Yelping is a generic turkey call of the wild turkey. The three best-known yelping calls are the tree yelp, lost yelp and plain yelp. We can separate and name those yelping calls based on their functions, but there are a few yelping examples we cannot distinguish by sound alone. The difference is only because of the context in which they are used. Tree yelps are soft yelps made on the roost as turkeys awaken in the morning.
The lost yelp is a loud yelping call used for assembly by turkeys separated from their flocks. A plain yelp is usually louder than a tree yelp but not as loud as a lost yelp. Tree yelp: The tree yelp is the briefest of the yelping calls; a three- to five-note series of yelps given as a flock awakens in the morning on the roost. The call has a nasal quality because it is made with the turkey's bill closed or nearly so.
The message conveyed by a tree yelp is, “I'm here, are you still there?” Sometimes, every turkey in the flock will answer the roll call with a brief, soft yelp. Bona fide tree yelps cannot be heard far beyond the roosting area, but when tree yelping gives way to louder yelping, much of the vocabulary of the wild turkey can be heard at the roost before the flock flies down. You can hear those calls if you listen closely.

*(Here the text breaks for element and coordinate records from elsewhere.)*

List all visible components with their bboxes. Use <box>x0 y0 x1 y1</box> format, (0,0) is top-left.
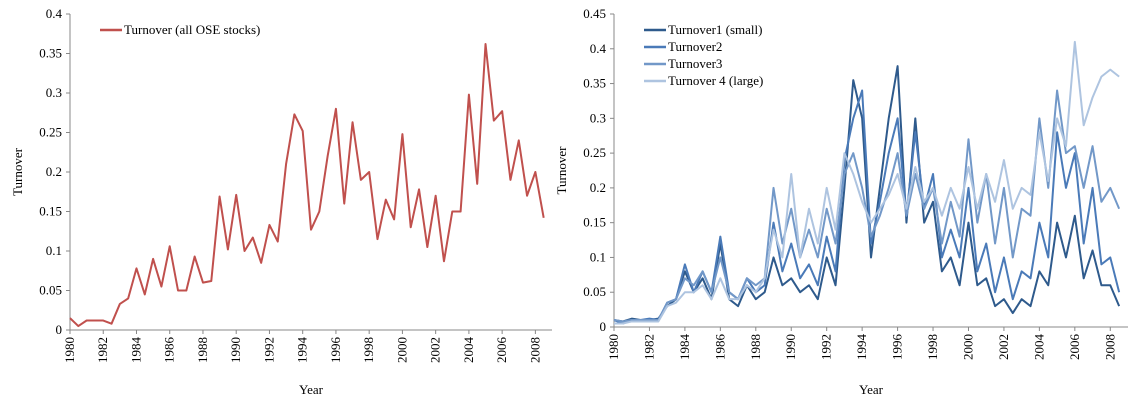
x-tick-label: 2004 <box>1031 334 1046 361</box>
x-tick-label: 1980 <box>606 334 621 360</box>
y-tick-label: 0.1 <box>590 249 606 264</box>
x-tick-label: 2002 <box>428 337 443 363</box>
legend-label: Turnover1 (small) <box>668 22 763 37</box>
y-tick-label: 0.4 <box>46 6 63 21</box>
x-tick-label: 1984 <box>677 334 692 361</box>
x-tick-label: 1982 <box>95 337 110 363</box>
legend-label: Turnover 4 (large) <box>668 73 763 88</box>
x-tick-label: 1984 <box>128 337 143 364</box>
x-tick-label: 1994 <box>295 337 310 364</box>
x-tick-label: 1998 <box>925 334 940 360</box>
x-tick-label: 2008 <box>1102 334 1117 360</box>
x-tick-label: 2006 <box>1067 334 1082 361</box>
y-tick-label: 0.15 <box>39 204 62 219</box>
x-tick-label: 1980 <box>62 337 77 363</box>
x-tick-label: 2004 <box>461 337 476 364</box>
x-axis-title: Year <box>859 382 884 397</box>
y-tick-label: 0.05 <box>583 284 606 299</box>
x-tick-label: 1988 <box>748 334 763 360</box>
y-tick-label: 0.35 <box>583 76 606 91</box>
y-tick-label: 0.25 <box>583 145 606 160</box>
y-tick-label: 0.45 <box>583 6 606 21</box>
legend-label: Turnover (all OSE stocks) <box>124 22 260 37</box>
x-tick-label: 1992 <box>819 334 834 360</box>
y-tick-label: 0.1 <box>46 243 62 258</box>
y-tick-label: 0.3 <box>46 85 62 100</box>
x-tick-label: 1988 <box>195 337 210 363</box>
series-line <box>69 43 545 328</box>
y-tick-label: 0.15 <box>583 215 606 230</box>
series-line <box>614 40 1120 325</box>
x-tick-label: 1986 <box>162 337 177 364</box>
x-tick-label: 2002 <box>996 334 1011 360</box>
y-axis-title: Turnover <box>554 146 569 195</box>
x-tick-label: 1996 <box>328 337 343 364</box>
x-tick-label: 1996 <box>890 334 905 361</box>
y-tick-label: 0.3 <box>590 110 606 125</box>
y-tick-label: 0.05 <box>39 283 62 298</box>
y-tick-label: 0.2 <box>46 164 62 179</box>
x-axis-title: Year <box>299 382 324 397</box>
legend-label: Turnover2 <box>668 39 722 54</box>
x-tick-label: 1982 <box>641 334 656 360</box>
y-tick-label: 0 <box>600 319 607 334</box>
x-tick-label: 1998 <box>361 337 376 363</box>
x-tick-label: 1990 <box>783 334 798 360</box>
series-line <box>613 65 1121 323</box>
series-line <box>613 89 1121 323</box>
x-tick-label: 2006 <box>494 337 509 364</box>
series-line <box>613 89 1121 325</box>
x-tick-label: 2000 <box>394 337 409 363</box>
y-tick-label: 0.35 <box>39 46 62 61</box>
x-tick-label: 1994 <box>854 334 869 361</box>
y-tick-label: 0 <box>56 322 63 337</box>
x-tick-label: 1986 <box>712 334 727 361</box>
y-tick-label: 0.4 <box>590 41 607 56</box>
x-tick-label: 2008 <box>527 337 542 363</box>
y-tick-label: 0.2 <box>590 180 606 195</box>
y-axis-title: Turnover <box>10 147 25 196</box>
legend-label: Turnover3 <box>668 56 722 71</box>
x-tick-label: 1992 <box>261 337 276 363</box>
x-tick-label: 1990 <box>228 337 243 363</box>
y-tick-label: 0.25 <box>39 125 62 140</box>
x-tick-label: 2000 <box>960 334 975 360</box>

Lost yelp: The typical lost yelp is longer than a plain yelp, with one to 20 or more notes. Lost yelping by hens is often raspy. The louder and longer notes and the greater volume and longer calling series sometimes give the impression of desperation by the caller. A good model would be six to 10 very loud yelps at the same pitch in a steady rhythm. Lost yelping by an adult gobbler is lower-pitched and of slower rhythm than lost yelping by a hen.

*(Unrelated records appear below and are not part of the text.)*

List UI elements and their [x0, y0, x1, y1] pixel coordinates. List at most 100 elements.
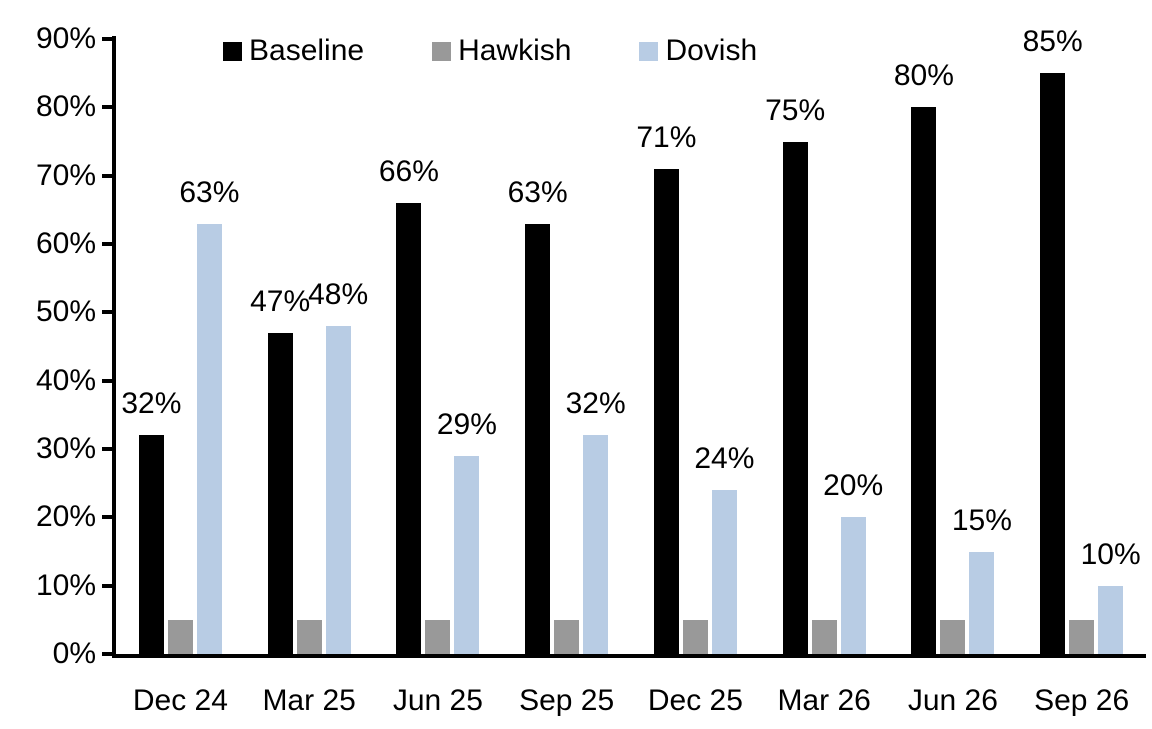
- bar-baseline-sep-26: [1040, 73, 1066, 654]
- bar-wrap: 48%: [308, 39, 368, 654]
- y-tick-label: 0%: [52, 637, 96, 670]
- bar-hawkish-dec-24: [167, 619, 193, 654]
- x-category-label-sep-25: Sep 25: [519, 684, 615, 717]
- legend-item-baseline: Baseline: [223, 33, 364, 69]
- y-tick: [102, 173, 112, 178]
- bar-value-label: 63%: [179, 175, 240, 209]
- bar-dovish-mar-25: [325, 326, 351, 654]
- y-tick: [102, 652, 112, 656]
- y-tick: [102, 310, 112, 315]
- bar-wrap: [811, 39, 837, 654]
- legend-swatch-dovish-icon: [639, 41, 659, 61]
- y-tick-label: 60%: [35, 227, 96, 260]
- bar-wrap: 80%: [894, 39, 954, 654]
- y-tick: [102, 447, 112, 451]
- bar-baseline-mar-25: [267, 332, 293, 654]
- bar-wrap: 63%: [179, 39, 239, 654]
- bar-value-label: 32%: [565, 387, 626, 421]
- legend-label: Baseline: [249, 34, 365, 67]
- x-category-label-mar-25: Mar 25: [262, 684, 356, 717]
- bar-wrap: 20%: [823, 39, 883, 654]
- x-category-label-jun-25: Jun 25: [392, 684, 483, 717]
- y-tick-label: 50%: [35, 295, 96, 329]
- y-tick: [102, 378, 112, 383]
- bar-hawkish-jun-25: [425, 619, 451, 654]
- bar-hawkish-mar-26: [811, 619, 837, 654]
- bar-baseline-jun-25: [396, 203, 422, 654]
- x-category-label-sep-26: Sep 26: [1034, 684, 1130, 717]
- bar-hawkish-dec-25: [682, 619, 708, 654]
- bar-value-label: 63%: [507, 175, 568, 209]
- x-category-label-dec-25: Dec 25: [647, 684, 743, 717]
- bar-dovish-dec-24: [196, 223, 222, 654]
- bar-baseline-dec-25: [653, 168, 679, 654]
- bar-wrap: 10%: [1081, 39, 1141, 654]
- x-category-label-mar-26: Mar 26: [777, 684, 871, 717]
- bar-baseline-mar-26: [782, 141, 808, 654]
- bar-value-label: 32%: [121, 387, 182, 421]
- y-tick-label: 40%: [35, 363, 96, 397]
- chart-legend: Baseline Hawkish Dovish: [223, 33, 757, 69]
- bar-wrap: [1069, 39, 1095, 654]
- bar-wrap: [296, 39, 322, 654]
- legend-label: Hawkish: [458, 34, 572, 67]
- bar-dovish-mar-26: [840, 517, 866, 654]
- y-tick-label: 10%: [35, 568, 96, 602]
- bar-baseline-dec-24: [138, 435, 164, 654]
- y-tick: [102, 37, 112, 41]
- bar-wrap: 32%: [121, 39, 181, 654]
- y-tick: [102, 242, 112, 246]
- bar-dovish-jun-26: [969, 551, 995, 654]
- x-category-label-dec-24: Dec 24: [132, 684, 228, 717]
- bar-wrap: 24%: [694, 39, 754, 654]
- bar-wrap: 71%: [636, 39, 696, 654]
- bar-wrap: [940, 39, 966, 654]
- bar-wrap: 63%: [508, 39, 568, 654]
- bar-wrap: 75%: [765, 39, 825, 654]
- y-tick: [102, 105, 112, 110]
- bar-value-label: 20%: [823, 469, 884, 503]
- bar-value-label: 10%: [1080, 537, 1141, 571]
- x-category-label-jun-26: Jun 26: [907, 684, 998, 717]
- bar-wrap: 29%: [437, 39, 497, 654]
- y-tick-label: 20%: [35, 500, 96, 534]
- bar-wrap: 15%: [952, 39, 1012, 654]
- bar-wrap: 66%: [379, 39, 439, 654]
- bar-wrap: [167, 39, 193, 654]
- bar-group-dec-25: 71% 24%: [631, 39, 760, 654]
- bar-group-jun-26: 80% 15%: [889, 39, 1018, 654]
- bar-group-dec-24: 32% 63%: [116, 39, 245, 654]
- legend-swatch-hawkish-icon: [432, 41, 452, 61]
- bar-hawkish-sep-25: [554, 619, 580, 654]
- bar-baseline-jun-26: [911, 107, 937, 654]
- bar-wrap: 85%: [1023, 27, 1083, 654]
- bar-value-label: 75%: [765, 93, 826, 127]
- bar-value-label: 66%: [378, 155, 439, 188]
- bar-dovish-dec-25: [711, 490, 737, 654]
- bar-group-mar-26: 75% 20%: [760, 39, 889, 654]
- bar-hawkish-mar-25: [296, 619, 322, 654]
- bar-wrap: 32%: [566, 39, 626, 654]
- legend-item-dovish: Dovish: [639, 33, 757, 69]
- bar-value-label: 85%: [1022, 25, 1083, 59]
- bar-value-label: 71%: [636, 120, 697, 154]
- x-axis-labels: Dec 24 Mar 25 Jun 25 Sep 25 Dec 25 Mar 26 Jun …: [116, 684, 1146, 718]
- bar-wrap: [682, 39, 708, 654]
- bar-value-label: 29%: [436, 407, 497, 441]
- plot-area: 32% 63% 47% 48% 66% 29% 63% 32% 71% 24% 75% 20% 80% 1…: [116, 27, 1146, 654]
- y-tick-label: 30%: [35, 432, 96, 465]
- y-tick: [102, 515, 112, 520]
- x-axis-line: [112, 654, 1146, 658]
- bar-wrap: [425, 39, 451, 654]
- bar-dovish-jun-25: [454, 455, 480, 654]
- bar-value-label: 80%: [893, 59, 954, 93]
- legend-swatch-baseline-icon: [223, 41, 242, 61]
- bar-value-label: 47%: [250, 284, 311, 318]
- bar-group-sep-25: 63% 32%: [502, 39, 631, 654]
- bar-wrap: [554, 39, 580, 654]
- bar-group-sep-26: 85% 10%: [1017, 27, 1146, 654]
- bar-dovish-sep-25: [583, 435, 609, 654]
- bar-hawkish-jun-26: [940, 619, 966, 654]
- bar-baseline-sep-25: [525, 223, 551, 654]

The gobbler's yelping has a hollow character and is seldom raspy. Lost yelping has excellent direction-finding qualities and is used by adult and older young turkeys to assemble after being separated from the flock. The call is useful in fall hunting to call turkeys after a flock has been scattered or to attract the interest of any turkey in the woods that's seeking company. It's equally useful in spring hunting because loud calling can be heard farther than softer calls, and gobblers consider lost hens as sexually appealing as they do hens that aren't lost.
Plain yelp: The plain yelp of the hen has been referred to as a love call, but the implication that it's a mating call is not correct. The plain yelp is used during all seasons, by both genders and all turkey age classes except poults. In the rules of turkey courtship, a sexually receptive hen goes to a gobbling male.
The notes of a typical plain yelp are evenly separated and are usually at the same pitch and intensity. A good model is four or five quick notes at moderate volume, even rhythm and reasonably high pitch. Gobblers yelp slightly slower and lower and sometimes with a hollow tonal quality. However, adult gobblers can also make very high-pitched plain yelps. Hunters should expect to hear an array of plain yelping variations, including longer renditions that begin with one or two clucks.